Shareholders who receive the Circular and other accompanying Meeting materials from the Company’s principal share registrar in Canada, being Computershare Trust Company of Canada, and who are unable to be present at the Meeting, are requested to date and sign the form of proxy enclosed in the Circular and return it to Computershare Trust Company of Canada, Proxy Department, 100 University Avenue, 8th Floor, Toronto, Ontario M5J 2Y1, Canada, in the envelope provided for that purpose, so that it is received no later than 48 hours (excluding Saturdays, Sundays and holidays in Canada) prior to the time of the Meeting or any adjournment thereof. Registered shareholders may submit their voting instructions online at www.investorvote.com or by phone at 1-866-732-VOTE (8683) (toll free within North America) or 1-312-588-4290 (outside North America). Shareholders are cautioned that the use of mail to transmit proxies is at each Shareholder’s risk. If a Shareholder acquired its Common Shares prior to the Record Date and is registered as a Shareholder on the register of Shareholders in Canada on the Record Date, such Shareholder’s records are currently maintained on the Canadian register and such Shareholder’s proxy should be deposited in accordance with the instructions set out in this paragraph.

In order to be valid, your proxy or voting instructions must be received in each case no later than 48 hours (excluding Saturdays, Sundays and holidays) before the Meeting or any adjournment thereof.

DATED at Calgary, Alberta, as of the Friday of September 17, 2021.

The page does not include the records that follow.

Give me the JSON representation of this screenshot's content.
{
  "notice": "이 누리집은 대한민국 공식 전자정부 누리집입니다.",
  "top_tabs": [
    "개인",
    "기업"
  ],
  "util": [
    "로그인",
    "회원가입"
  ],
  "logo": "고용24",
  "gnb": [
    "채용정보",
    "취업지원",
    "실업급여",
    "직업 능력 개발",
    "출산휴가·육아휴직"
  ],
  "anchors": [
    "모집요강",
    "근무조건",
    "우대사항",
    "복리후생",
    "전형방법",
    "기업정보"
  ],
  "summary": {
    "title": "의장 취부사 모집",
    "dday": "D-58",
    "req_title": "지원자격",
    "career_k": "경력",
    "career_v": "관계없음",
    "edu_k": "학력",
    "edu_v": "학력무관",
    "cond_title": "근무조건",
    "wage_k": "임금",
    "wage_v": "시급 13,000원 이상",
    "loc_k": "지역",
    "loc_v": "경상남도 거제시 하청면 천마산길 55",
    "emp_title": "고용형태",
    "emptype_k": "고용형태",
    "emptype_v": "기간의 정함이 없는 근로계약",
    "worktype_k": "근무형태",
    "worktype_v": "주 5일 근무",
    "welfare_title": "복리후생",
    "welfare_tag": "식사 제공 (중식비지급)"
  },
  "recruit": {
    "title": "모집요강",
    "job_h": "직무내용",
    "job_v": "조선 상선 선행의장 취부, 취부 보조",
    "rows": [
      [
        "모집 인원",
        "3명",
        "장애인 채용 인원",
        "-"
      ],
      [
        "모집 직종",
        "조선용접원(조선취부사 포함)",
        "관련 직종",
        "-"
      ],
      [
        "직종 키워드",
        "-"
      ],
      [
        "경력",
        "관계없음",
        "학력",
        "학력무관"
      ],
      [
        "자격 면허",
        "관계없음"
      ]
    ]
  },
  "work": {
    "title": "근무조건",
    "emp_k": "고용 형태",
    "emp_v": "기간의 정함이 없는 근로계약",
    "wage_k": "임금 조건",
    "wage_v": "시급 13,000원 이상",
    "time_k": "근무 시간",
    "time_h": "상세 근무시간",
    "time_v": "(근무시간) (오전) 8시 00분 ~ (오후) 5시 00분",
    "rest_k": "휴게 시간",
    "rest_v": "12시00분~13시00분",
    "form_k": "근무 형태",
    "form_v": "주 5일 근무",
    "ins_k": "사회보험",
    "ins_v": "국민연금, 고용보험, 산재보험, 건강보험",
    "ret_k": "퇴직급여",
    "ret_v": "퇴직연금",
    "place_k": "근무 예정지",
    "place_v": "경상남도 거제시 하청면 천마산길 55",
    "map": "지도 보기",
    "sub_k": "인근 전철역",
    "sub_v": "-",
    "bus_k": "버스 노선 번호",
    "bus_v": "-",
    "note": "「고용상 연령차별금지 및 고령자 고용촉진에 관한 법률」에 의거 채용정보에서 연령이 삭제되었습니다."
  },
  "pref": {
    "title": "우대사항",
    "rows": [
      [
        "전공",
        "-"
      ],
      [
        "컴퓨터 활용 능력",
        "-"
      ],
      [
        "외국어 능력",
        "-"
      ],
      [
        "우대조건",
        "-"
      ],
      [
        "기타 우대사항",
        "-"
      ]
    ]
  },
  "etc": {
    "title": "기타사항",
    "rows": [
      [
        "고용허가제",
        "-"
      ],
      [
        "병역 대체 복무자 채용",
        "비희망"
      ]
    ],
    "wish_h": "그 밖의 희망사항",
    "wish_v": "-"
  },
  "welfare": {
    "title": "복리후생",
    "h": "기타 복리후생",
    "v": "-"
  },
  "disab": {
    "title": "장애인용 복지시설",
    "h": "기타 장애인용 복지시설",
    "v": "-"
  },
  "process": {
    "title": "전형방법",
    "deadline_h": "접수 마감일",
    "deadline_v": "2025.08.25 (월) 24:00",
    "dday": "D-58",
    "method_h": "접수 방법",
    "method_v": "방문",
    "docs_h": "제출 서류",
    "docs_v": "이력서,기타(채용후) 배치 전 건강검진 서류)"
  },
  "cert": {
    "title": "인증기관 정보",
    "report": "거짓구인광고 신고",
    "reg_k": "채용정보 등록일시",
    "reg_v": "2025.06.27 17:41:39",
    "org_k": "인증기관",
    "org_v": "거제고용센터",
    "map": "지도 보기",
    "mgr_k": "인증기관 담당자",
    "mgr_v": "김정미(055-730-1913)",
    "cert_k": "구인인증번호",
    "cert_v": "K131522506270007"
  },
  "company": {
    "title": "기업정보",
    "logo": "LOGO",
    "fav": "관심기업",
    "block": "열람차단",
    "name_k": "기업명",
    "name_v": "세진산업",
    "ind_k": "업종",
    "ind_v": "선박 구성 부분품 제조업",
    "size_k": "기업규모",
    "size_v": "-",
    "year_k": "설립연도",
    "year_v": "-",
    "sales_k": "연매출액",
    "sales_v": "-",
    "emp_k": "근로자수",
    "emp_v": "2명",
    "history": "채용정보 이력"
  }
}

  • For identification purpose only.

BY ORDER OF THE BOARD

Signed: ‘‘Yongtan Liu’’ Yongtan Liu Chairman of the Board

As at the date of this announcement, the Board comprises of two executive Directors, being Mr. Yongtan Liu and Mr. Pingzai Wang; and three independent non-executive Directors, namely Mr. Richard Dale Orman, Mr. Peter David Robertson and Mr. Larry Grant Smith.